Wolfson Economics Prize 2012

This article was originally published in Capital Economics July 5, 2012 Special Report.

Summary of the winning entry:

  • A team from Capital Economics, led by Roger Bootle, has won the Wolfson Economics Prize 2012. The Prize, which is the second-biggest award to an economist after the Nobel Prize, sought to find the best answer to the question: “If member states leave the Economic and Monetary Union, what is the best way for the economic process to be managed to provide the soundest foundation for the future growth and prosperity of the current membership?”.
  • The most realistic scenario for euro break-up is that one or more of the weaker peripheral countries will leave the euro-zone, introduce a new currency which then falls sharply, and default on a large part of their government debt.
  • Other forms of break-up are possible but the analysis of these will involve the same issues, albeit, in the case of strong countries leaving, often with the signs reversed. Accordingly, our analysis centres on the departure of a single weak member, and we then note any instance where the issues and conclusions need to be modified for other forms of break-up.
  • It will not be possible to be open about preparations to leave for more than a very short period of time without precipitating damaging outflows of money which could cause a banking collapse. Accordingly, preparations must be made in secret by a small group of officials and then acted on more or less straightaway.
  • Given the short time from announcement to implementation, it will not be possible to have new notes and coins available immediately when a country exits the euro. This is unfortunate, but it is not as serious as is often imagined. The authorities should allow euro notes and coins to continue to be used for small transactions. But straight after the decision to leave the euro has been announced, they should commission new notes and coins to be produced as soon as possible.
  • In order to facilitate the convenient use of euro notes and coins, to help to maintain price transparency and to boost confidence in the new regime, we recommend that the new currency, say the drachma, is introduced at parity with the euro. Accordingly, where a price used to be 1.35 euros, it would now be 1.35 drachmas. Of course, the drachma would be free to fall on the foreign exchange markets and indeed it is vital that it should do so.
  • We reckon that if any or all of the weaker members of the euro-zone left, their currencies would depreciate by something like 30-50%. This would probably add about 10% to consumer prices, which, spread over two years, would cause the annual rate of inflation to rise by roughly half this figure. But international experience suggests that such a spike can be short-lived and inflation can then return to something like its previous level.
  • Just before departure, some form of capital controls will be essential, including at least closure of the banks. But after departure, capital controls should be avoided and, if used, should be withdrawn as soon as possible. (Continued overleaf.)
  • The government should redenominate its debt in the new national currency and make clear its intention to renegotiate the terms of this debt.
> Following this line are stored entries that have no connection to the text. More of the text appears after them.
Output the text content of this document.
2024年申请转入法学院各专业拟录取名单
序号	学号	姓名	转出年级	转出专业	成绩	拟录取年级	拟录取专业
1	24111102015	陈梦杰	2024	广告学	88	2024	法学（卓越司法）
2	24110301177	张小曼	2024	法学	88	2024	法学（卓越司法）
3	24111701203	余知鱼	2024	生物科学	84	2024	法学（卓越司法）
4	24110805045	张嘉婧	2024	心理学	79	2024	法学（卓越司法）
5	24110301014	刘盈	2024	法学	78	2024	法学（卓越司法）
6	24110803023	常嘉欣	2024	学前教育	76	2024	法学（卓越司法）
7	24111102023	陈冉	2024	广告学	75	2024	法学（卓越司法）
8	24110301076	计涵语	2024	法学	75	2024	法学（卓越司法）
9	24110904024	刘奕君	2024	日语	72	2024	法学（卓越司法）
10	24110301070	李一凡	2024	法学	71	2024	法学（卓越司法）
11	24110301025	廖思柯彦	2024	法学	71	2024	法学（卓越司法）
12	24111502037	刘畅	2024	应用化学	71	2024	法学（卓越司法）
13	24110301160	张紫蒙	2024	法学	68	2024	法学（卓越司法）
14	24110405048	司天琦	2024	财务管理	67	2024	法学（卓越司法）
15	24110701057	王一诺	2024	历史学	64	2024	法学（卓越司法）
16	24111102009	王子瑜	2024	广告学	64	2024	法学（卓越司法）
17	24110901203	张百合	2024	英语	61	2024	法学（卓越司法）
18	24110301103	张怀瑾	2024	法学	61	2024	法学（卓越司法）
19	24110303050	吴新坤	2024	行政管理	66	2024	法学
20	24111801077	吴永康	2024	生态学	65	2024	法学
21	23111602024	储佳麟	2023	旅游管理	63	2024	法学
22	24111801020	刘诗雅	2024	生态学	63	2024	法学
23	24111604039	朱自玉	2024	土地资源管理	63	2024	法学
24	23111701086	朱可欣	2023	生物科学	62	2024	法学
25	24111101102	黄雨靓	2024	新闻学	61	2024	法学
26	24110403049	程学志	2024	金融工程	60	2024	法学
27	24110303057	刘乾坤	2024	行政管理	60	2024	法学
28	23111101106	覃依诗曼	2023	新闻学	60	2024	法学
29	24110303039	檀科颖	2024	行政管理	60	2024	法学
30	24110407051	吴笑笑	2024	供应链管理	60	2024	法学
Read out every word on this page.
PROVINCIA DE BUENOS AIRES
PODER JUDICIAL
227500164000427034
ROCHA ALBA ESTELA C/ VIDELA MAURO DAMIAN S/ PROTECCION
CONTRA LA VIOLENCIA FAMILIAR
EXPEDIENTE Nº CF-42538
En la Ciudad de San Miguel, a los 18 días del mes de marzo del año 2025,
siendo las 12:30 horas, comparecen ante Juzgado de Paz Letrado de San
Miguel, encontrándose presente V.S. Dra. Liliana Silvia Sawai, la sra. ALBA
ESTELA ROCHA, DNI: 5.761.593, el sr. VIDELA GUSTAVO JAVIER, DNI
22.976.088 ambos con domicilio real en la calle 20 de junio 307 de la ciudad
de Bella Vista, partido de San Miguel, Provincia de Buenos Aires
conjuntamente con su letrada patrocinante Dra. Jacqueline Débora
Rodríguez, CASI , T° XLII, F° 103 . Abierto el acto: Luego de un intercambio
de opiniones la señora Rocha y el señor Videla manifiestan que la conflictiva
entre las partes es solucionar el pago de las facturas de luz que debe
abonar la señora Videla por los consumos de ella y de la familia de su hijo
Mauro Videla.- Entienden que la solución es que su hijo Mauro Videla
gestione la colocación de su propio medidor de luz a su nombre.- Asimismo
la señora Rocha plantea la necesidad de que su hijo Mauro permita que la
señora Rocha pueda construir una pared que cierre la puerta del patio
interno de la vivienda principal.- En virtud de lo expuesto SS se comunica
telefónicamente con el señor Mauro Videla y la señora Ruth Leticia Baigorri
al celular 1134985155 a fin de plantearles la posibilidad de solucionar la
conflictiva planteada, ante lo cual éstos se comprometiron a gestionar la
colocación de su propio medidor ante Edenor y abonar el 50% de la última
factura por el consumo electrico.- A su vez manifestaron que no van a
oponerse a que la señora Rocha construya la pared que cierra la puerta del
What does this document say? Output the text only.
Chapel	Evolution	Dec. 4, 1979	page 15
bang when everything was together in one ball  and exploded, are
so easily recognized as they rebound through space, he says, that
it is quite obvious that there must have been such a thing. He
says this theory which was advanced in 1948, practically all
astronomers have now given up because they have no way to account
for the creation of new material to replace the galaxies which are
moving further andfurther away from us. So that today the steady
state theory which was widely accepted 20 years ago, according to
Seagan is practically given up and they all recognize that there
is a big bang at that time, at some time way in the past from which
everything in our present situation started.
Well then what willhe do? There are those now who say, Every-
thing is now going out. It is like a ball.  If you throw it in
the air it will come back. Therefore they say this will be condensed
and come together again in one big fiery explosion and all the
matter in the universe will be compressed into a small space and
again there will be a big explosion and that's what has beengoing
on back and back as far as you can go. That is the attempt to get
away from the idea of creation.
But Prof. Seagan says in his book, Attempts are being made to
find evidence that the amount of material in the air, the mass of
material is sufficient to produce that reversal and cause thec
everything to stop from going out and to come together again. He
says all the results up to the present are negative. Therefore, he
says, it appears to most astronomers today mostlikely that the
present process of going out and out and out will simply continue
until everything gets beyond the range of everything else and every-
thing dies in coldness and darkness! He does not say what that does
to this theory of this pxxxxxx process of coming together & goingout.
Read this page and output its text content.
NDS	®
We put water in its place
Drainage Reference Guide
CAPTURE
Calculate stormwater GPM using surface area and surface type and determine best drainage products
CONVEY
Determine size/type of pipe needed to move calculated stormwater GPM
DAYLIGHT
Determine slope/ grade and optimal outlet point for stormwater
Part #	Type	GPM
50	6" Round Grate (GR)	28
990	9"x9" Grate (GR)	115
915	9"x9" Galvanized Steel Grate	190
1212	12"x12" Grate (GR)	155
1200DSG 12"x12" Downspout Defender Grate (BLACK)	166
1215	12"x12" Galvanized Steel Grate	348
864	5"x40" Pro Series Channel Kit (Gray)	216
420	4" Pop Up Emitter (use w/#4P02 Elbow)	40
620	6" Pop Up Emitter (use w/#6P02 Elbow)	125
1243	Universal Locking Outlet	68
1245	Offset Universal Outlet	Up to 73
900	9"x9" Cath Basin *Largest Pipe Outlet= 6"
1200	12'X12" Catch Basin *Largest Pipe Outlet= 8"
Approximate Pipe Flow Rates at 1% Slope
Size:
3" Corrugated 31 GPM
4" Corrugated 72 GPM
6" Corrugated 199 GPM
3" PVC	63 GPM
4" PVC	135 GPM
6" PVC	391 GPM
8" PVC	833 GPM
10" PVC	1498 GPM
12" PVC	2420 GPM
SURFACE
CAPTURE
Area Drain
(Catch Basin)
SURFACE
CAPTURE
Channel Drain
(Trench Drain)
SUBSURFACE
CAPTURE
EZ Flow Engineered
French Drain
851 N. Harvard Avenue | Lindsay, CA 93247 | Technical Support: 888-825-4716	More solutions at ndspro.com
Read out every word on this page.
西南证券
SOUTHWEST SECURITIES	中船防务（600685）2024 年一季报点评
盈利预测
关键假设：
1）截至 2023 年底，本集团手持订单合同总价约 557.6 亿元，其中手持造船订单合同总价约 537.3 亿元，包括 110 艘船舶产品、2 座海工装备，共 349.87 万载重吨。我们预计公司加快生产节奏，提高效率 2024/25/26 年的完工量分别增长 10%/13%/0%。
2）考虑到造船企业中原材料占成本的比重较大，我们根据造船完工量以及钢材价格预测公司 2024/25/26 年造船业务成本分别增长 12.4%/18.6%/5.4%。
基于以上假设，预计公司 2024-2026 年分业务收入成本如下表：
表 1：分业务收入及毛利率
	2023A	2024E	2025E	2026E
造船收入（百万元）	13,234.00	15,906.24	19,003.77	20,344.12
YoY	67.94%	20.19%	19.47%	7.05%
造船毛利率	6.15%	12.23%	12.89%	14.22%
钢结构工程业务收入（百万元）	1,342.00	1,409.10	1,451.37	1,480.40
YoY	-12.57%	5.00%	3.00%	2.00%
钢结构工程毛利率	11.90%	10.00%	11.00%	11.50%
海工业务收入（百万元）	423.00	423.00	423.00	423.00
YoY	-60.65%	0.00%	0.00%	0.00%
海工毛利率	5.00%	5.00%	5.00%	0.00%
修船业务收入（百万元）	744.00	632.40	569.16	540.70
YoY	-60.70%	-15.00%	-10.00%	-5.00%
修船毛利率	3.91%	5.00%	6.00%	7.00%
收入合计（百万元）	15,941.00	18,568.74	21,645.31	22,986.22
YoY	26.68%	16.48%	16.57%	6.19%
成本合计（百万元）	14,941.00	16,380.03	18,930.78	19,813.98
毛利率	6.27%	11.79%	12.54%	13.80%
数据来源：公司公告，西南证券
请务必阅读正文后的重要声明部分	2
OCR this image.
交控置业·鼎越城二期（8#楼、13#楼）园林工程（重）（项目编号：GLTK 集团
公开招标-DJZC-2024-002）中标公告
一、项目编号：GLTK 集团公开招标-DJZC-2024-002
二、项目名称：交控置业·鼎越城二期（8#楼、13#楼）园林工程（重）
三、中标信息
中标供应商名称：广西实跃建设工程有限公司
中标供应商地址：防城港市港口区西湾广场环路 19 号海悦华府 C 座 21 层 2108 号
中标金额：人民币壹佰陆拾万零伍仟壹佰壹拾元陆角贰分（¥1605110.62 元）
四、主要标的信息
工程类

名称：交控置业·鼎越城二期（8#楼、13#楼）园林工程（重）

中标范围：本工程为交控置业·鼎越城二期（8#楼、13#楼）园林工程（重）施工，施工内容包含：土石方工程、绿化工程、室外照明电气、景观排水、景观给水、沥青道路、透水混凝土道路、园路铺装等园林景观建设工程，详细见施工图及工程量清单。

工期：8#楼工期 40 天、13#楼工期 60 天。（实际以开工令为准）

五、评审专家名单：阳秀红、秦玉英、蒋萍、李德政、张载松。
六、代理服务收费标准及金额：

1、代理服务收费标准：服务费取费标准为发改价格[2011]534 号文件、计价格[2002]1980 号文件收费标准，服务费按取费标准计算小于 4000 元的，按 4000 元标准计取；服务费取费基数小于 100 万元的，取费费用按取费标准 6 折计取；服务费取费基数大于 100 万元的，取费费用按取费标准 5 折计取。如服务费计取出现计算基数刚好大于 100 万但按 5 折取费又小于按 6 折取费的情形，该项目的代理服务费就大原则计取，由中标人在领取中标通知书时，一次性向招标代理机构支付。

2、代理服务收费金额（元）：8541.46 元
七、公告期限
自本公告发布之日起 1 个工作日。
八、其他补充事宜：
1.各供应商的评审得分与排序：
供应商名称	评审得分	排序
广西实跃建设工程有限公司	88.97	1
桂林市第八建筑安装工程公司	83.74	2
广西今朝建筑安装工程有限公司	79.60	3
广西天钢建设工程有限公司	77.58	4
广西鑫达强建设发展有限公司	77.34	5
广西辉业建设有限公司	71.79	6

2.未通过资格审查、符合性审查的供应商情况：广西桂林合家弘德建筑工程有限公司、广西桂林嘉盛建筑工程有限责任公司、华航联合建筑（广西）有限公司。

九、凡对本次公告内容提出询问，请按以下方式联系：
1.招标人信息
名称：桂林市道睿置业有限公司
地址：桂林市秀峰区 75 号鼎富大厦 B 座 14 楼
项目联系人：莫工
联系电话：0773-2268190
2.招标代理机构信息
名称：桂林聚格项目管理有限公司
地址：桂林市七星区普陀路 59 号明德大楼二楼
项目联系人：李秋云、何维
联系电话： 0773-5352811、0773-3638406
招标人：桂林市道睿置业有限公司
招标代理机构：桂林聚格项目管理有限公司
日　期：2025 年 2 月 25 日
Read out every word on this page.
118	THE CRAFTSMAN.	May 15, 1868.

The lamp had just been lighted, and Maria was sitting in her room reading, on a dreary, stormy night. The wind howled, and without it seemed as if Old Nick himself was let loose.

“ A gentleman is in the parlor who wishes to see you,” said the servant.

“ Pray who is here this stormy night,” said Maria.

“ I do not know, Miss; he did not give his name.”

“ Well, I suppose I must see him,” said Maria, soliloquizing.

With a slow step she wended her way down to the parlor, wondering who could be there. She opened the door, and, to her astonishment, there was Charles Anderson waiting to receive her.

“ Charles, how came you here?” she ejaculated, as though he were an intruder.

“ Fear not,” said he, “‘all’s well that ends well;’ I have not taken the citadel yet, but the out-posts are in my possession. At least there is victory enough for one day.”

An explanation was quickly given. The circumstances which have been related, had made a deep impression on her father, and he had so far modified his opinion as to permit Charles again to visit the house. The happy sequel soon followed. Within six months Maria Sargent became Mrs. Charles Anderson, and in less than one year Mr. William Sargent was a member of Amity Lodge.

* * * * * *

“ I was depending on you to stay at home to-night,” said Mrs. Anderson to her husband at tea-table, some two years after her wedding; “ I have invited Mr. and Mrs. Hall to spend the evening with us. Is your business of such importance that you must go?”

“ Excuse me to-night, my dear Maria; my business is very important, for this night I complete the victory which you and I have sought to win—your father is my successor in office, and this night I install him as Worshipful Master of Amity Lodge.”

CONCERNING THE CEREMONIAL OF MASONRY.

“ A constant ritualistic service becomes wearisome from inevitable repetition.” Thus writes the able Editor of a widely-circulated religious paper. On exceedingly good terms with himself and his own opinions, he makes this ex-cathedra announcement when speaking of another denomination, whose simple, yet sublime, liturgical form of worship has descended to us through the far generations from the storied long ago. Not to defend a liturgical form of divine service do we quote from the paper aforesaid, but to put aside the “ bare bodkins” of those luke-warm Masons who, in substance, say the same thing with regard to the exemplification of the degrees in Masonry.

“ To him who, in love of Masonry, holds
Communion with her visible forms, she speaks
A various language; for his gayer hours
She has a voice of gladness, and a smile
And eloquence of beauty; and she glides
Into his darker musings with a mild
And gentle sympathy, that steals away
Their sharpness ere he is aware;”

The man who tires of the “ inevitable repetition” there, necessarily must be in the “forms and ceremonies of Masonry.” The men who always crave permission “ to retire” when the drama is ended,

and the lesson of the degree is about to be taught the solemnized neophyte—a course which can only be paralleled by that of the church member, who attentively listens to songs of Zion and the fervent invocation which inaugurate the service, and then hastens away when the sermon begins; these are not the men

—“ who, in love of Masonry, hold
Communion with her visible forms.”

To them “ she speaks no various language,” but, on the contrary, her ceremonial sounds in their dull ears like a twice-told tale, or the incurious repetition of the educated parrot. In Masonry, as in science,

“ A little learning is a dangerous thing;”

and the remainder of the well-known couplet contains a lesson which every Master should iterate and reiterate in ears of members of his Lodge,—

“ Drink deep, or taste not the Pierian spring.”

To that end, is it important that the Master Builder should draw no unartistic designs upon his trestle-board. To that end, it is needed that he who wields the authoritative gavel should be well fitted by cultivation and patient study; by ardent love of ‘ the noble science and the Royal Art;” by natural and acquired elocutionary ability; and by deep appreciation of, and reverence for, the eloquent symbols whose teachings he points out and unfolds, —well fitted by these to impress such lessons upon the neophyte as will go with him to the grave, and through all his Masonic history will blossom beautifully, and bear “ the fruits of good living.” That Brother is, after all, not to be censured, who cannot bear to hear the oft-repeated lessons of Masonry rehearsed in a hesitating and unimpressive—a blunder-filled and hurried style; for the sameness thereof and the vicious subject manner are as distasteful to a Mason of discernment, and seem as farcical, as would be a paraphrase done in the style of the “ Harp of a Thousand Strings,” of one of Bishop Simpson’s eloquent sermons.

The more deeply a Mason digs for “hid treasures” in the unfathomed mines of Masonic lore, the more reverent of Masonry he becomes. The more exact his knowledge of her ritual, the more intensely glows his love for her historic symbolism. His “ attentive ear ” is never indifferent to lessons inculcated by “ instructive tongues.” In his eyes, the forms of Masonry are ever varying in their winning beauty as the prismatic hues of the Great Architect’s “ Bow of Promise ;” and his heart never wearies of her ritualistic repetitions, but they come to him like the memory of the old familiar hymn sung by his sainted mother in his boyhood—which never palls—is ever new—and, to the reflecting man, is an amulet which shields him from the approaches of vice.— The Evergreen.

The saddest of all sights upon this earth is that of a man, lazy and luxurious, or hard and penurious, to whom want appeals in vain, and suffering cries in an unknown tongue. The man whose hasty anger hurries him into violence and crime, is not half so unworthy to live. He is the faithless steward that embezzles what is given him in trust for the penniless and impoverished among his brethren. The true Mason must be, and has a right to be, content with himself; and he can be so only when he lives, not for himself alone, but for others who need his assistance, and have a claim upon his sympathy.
This is likely to involve a substantial default – perhaps sufficient to reduce the ratio of debt to GDP to 60%. But the government should also make clear its intention to resume servicing its remaining debt as soon as practically possible.
  • In order to restore confidence further, we recommend that the exiting country immediately announces a regime of inflation targeting, monitored by a body of independent experts, adopts a set of tough fiscal rules, outlaws wage indexation, but announces the issue of index-linked government bonds. The government should also continue with structural reforms designed to increase the flexibility of product and labour markets.
  • The national central bank of the exiting country should stand ready to inject liquidity into its own banking system, if necessary by quantitative easing. The monetary authorities should also announce their willingness to recapitalise the banks if necessary.
  • The authorities should provide as much clarity as possible on the legal issues, including the status of the exiting country’s membership of the European Union and the impact on international contracts currently denominated in euros. EU approval would also be needed for any capital controls, but this would have to be sought retrospectively. All of this would require close cooperation with other EU member states and institutions, including countries in the Northern core.
  • At the same time, to minimise the risk of contagion to other countries that might otherwise wish to remain within the euro (and whose interests are best served in the long-term by doing so), the Northern core may need to accept faster progress towards full fiscal and political union.
  • Domestic economic policy may also have to adapt. Indeed, policymakers in the Northern core should have more freedom once they are no longer constrained by the need to set an example for weaker countries that have left. Since the value of the euro would rise, the Northern core would initially suffer from a loss of domestic demand, although it would enjoy a lower inflation rate. This combination would give it the incentive to undertake measures to boost domestic demand, especially through monetary policy and structural reforms.
  • Such a rebalancing of the economy away from reliance on net exports would be in the interests of the whole of the current membership of the euro-zone, as well as countries outside it.
  • Overall, our analysis has revealed a series of very tricky issues which any exiting country would need to face. But all of these difficulties can be overcome.